004 → photography
Before I got into photography, I had a hobby of making music videos of my friends in middle school. I would film with my beated red canon powershot. It was integral for me to visualize the music I was hearing, which meant that my friends had to be the subjects. Eventually they got annoyed at how much I was sticking the camera in their faces, and maybe it was selfish of me not to care but we were little teens!!!!! I’m not gonna waste our time going into the should haves and the shouldn’ts. We look back at these videos now in a more nostalgic light. As terrible as they were, I’m glad that we have them to look back.
My interest in making music videos faded and I got into photography midway into high school. After being gifted a DSLR for my 17th birthday, I started shooting pictures as class historian. I continued until my senior year, when I began to take my photography more seriously and began investing my time shooting with film. I was taking an intro photography course that made me fell in love with darkroom processes. When covid had cut my senior year short and I had been forced to launch myself straight into adulthood, I found myself finding the most inspiration in my day to day life. And when there was nothing to do during the early days of the pandemic, all you could do safely was drive around the bay. So that’s what I did, and I always brought my camera.
A good handful of the images that I am proud of were taken during the pandemic. It’s weird to have come of age during that time, and no one really gave us the space to properly process that. My HS graduating class and I didn’t have our ceremony or prom, we never returned to campus after March 2020, and because travel had been largely restricted, most of us stayed in San Jose when we started college. Zoom college. It’s a whole fucking thing. But basically we all felt stuck. We hadn’t gotten the big final ceremonial close to our K-12 years, but we also didn’t have the experience of stepping foot on college campus for the first time. My images from 2020-2021 felt quite melancholy.

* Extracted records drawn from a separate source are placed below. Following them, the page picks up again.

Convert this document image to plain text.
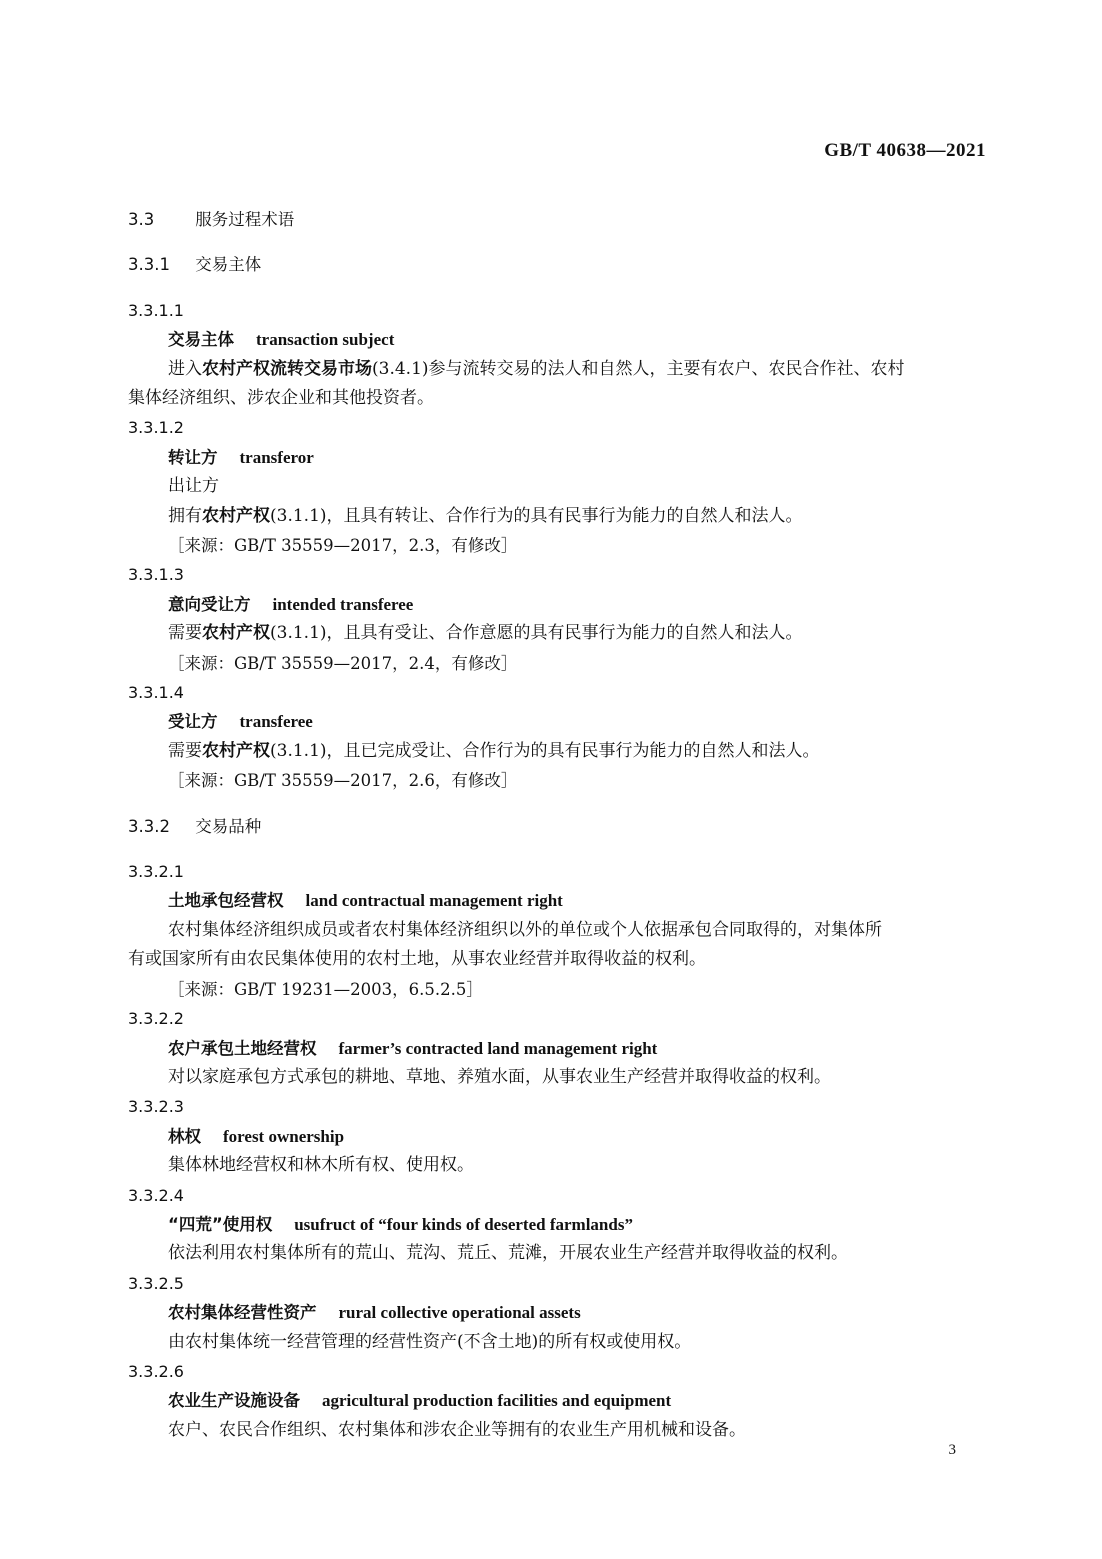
GB/T 40638—2021
3.3 服务过程术语
3.3.1 交易主体
3.3.1.1
交易主体 transaction subject
进入农村产权流转交易市场(3.4.1)参与流转交易的法人和自然人，主要有农户、农民合作社、农村
集体经济组织、涉农企业和其他投资者。
3.3.1.2
转让方 transferor
出让方
拥有农村产权(3.1.1)，且具有转让、合作行为的具有民事行为能力的自然人和法人。
［来源：GB/T 35559—2017，2.3，有修改］
3.3.1.3
意向受让方 intended transferee
需要农村产权(3.1.1)，且具有受让、合作意愿的具有民事行为能力的自然人和法人。
［来源：GB/T 35559—2017，2.4，有修改］
3.3.1.4
受让方 transferee
需要农村产权(3.1.1)，且已完成受让、合作行为的具有民事行为能力的自然人和法人。
［来源：GB/T 35559—2017，2.6，有修改］
3.3.2 交易品种
3.3.2.1
土地承包经营权 land contractual management right
农村集体经济组织成员或者农村集体经济组织以外的单位或个人依据承包合同取得的，对集体所
有或国家所有由农民集体使用的农村土地，从事农业经营并取得收益的权利。
［来源：GB/T 19231—2003，6.5.2.5］
3.3.2.2
农户承包土地经营权 farmer’s contracted land management right
对以家庭承包方式承包的耕地、草地、养殖水面，从事农业生产经营并取得收益的权利。
3.3.2.3
林权 forest ownership
集体林地经营权和林木所有权、使用权。
3.3.2.4
“四荒”使用权 usufruct of “four kinds of deserted farmlands”
依法利用农村集体所有的荒山、荒沟、荒丘、荒滩，开展农业生产经营并取得收益的权利。
3.3.2.5
农村集体经营性资产 rural collective operational assets
由农村集体统一经营管理的经营性资产(不含土地)的所有权或使用权。
3.3.2.6
农业生产设施设备 agricultural production facilities and equipment
农户、农民合作组织、农村集体和涉农企业等拥有的农业生产用机械和设备。
3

The subjects of my work picks up around 2022 when life began to move a bit faster. I shot everyone and everything. At this point in my life, my friends were playing shows, we were going to shows, and we were making art. For some of us, these were moments where it was our first time going out and having fun. My photographs became documentative of the life we were living. I knew in some way that we were going to want to look back at these when we’re old like raisins (which I am actually quite excited for....growing old is a privilege.!!!!).
As I continue to evolve, both as an artist and as human person, I see my photograhy continuing along that sort of documentative tone. I want to capture my life as it is and how it changes. I want my loved ones to see themselves in a different light. Despite all the buuuuuuuuuuhhhhhhlllllshiet happening right now in our fucked ass world, there are still moments in between that make living on this earth worth fighting for. I try to capture those moments.
But also sometimes I just shoot something bc flower=pretty. Or something just sticks out to me in a certain way... like “Wow i really like how that looks.”
Anyways, this was the medium I started out first. I was a heavy doodler as a young student, but didn’t have the connection (or discipline) to follow through to invest in some form of drawing or illustration. I grew up loving photos because it was how I got to know my family’s life back in Vietnam and how they lived before the war. They shot their lives as is; there are photographs of my aunts and uncles as children, playing in their neighborhoods with soldiers in the background. My late grandfather, floating in wide open lake. My grandmother, playing with my mother as a young infant.
In some ways, I feel like I’m continuing a generations long project. Photography as memory preservation. How will we be remembered when we are no longer around? Is there a way for us to control that?